Machine Learning for the Future of Structural Biology

Dr. Kevin M. Dalton, Harvard University
- | Leidy 109
Photo: Dr. Kevin Dalton

Abstract: As exemplified by DNA replication, transcription, translation, cell-signaling, and enzyme catalysis, every facet of life requires proteins and nucleic acids to dynamically sample multiple conformations in a complex, non-equilibrium ballet. The major challenge facing structural biology in the 21st century is to understand these dynamics by animating the static structures of the previous century. The reward will be a rich model of macromolecular physics to enable the design of proteins and nucleic acids with bespoke dynamics which would have a transformative impact on energy, environmental remediation, and health. Realizing this aim will require a mixture of new experimental methods, data analysis algorithms, and first-principles simulations which will be used to assemble a library of structural dynamics observations, a 4-dimensional Protein Data Bank. Whereas today’s PDB enabled predictive models of static structure like AlphaFold, a dynamics database will lead to models that can predict and design macromolecular dynamics. Several experimental strategies have been developed to record molecular motions. However, biophysical measurement of dynamics with atomic resolution is still quite challenging.

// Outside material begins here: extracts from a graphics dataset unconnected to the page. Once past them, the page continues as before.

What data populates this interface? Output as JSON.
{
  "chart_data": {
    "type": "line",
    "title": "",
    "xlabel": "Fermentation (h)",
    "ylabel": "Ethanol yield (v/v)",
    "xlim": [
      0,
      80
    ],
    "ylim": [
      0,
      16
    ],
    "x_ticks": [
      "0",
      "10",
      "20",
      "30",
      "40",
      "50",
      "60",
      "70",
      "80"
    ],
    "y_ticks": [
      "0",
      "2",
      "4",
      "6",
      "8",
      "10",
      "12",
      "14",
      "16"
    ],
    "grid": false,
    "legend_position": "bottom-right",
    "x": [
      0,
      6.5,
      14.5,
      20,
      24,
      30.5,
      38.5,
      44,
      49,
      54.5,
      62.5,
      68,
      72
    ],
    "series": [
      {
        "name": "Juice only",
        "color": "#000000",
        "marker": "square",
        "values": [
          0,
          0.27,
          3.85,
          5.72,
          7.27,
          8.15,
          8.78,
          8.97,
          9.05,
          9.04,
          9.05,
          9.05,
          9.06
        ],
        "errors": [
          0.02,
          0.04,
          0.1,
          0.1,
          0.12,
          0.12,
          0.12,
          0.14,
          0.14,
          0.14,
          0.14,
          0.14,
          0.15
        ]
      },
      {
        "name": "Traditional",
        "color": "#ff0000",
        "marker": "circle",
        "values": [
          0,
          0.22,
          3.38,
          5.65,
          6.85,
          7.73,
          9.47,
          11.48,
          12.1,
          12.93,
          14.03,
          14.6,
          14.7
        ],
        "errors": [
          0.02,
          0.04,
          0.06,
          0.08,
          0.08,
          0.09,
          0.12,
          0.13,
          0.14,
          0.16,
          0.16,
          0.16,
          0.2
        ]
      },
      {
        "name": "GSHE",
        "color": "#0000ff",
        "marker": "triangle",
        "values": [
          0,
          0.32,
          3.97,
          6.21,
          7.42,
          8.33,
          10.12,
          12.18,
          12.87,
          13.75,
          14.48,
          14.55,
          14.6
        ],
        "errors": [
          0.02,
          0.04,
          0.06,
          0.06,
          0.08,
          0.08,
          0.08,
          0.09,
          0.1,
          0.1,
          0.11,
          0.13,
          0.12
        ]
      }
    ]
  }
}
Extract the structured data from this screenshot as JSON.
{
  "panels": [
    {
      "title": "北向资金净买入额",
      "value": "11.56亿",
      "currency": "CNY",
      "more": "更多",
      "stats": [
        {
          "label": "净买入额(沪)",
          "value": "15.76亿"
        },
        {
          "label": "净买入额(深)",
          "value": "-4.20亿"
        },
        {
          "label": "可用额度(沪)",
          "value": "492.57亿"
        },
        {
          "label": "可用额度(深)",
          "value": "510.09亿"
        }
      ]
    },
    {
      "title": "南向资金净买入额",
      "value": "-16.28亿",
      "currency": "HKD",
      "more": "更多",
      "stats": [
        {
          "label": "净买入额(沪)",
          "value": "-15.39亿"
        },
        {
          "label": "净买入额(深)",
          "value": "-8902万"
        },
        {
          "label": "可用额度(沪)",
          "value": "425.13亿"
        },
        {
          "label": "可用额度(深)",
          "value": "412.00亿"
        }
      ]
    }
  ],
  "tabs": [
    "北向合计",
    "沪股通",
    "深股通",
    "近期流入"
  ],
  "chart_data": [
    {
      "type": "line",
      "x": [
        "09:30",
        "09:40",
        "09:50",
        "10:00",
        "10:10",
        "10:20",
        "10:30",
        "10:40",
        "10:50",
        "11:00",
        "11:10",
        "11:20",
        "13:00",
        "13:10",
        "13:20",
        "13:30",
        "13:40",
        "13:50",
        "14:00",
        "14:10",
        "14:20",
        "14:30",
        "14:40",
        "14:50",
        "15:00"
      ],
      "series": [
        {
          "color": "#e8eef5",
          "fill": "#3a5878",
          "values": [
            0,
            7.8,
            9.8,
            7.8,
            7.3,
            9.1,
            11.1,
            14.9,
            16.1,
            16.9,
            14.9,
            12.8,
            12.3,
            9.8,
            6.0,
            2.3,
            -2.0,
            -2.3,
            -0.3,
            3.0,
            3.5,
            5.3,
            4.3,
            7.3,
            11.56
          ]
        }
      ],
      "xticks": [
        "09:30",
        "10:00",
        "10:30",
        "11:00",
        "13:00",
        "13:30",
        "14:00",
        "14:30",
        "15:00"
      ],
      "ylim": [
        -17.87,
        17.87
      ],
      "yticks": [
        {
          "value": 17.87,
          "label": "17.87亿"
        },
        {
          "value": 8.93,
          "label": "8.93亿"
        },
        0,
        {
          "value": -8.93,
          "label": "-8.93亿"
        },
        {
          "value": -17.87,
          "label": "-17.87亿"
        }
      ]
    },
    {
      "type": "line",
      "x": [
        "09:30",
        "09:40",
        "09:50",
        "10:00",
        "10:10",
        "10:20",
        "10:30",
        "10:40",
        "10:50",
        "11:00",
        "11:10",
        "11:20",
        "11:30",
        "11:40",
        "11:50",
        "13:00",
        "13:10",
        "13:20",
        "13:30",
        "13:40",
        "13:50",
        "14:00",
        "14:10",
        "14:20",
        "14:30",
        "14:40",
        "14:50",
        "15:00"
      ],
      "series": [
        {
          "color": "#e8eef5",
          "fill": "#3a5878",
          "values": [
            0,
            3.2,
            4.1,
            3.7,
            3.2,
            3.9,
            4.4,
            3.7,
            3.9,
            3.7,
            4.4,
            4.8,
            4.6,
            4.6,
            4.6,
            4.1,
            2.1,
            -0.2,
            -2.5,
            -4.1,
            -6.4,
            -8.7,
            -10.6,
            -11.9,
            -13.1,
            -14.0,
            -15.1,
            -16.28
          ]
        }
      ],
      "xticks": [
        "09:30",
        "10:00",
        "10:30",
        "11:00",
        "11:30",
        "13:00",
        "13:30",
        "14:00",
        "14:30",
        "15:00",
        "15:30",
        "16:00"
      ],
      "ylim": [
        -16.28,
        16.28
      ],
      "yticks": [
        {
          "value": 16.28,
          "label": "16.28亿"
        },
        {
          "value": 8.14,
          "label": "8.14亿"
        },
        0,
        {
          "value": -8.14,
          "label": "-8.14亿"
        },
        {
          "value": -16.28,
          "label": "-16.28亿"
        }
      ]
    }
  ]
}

During my postdoc, I focused on developing new algorithms to alleviate this difficulty. I will present a theoretical breakthrough by which motions can be inferred from X-ray crystallography experiments with higher resolution and signal-to-noise than previous methods. This method relies on the recent advances in statistical inference and deep-learning. I will present applications to biological systems including the essential metabolic enzyme (dihydrofolate reductase), a Parkinson’s related protein (DJ-1), and a light-sensitive protein (sensory rhodopsin-II). I will close by contextualizing my results within the future of structural biology. I speculate the current paradigm wherein predictive models of protein structure are accelerating structure determination will be extended to address dynamics. My approach, along with others, will be integrated with predictive models in order to deliver routine observations of dynamics conditioned on arbitrary biophysical measurements.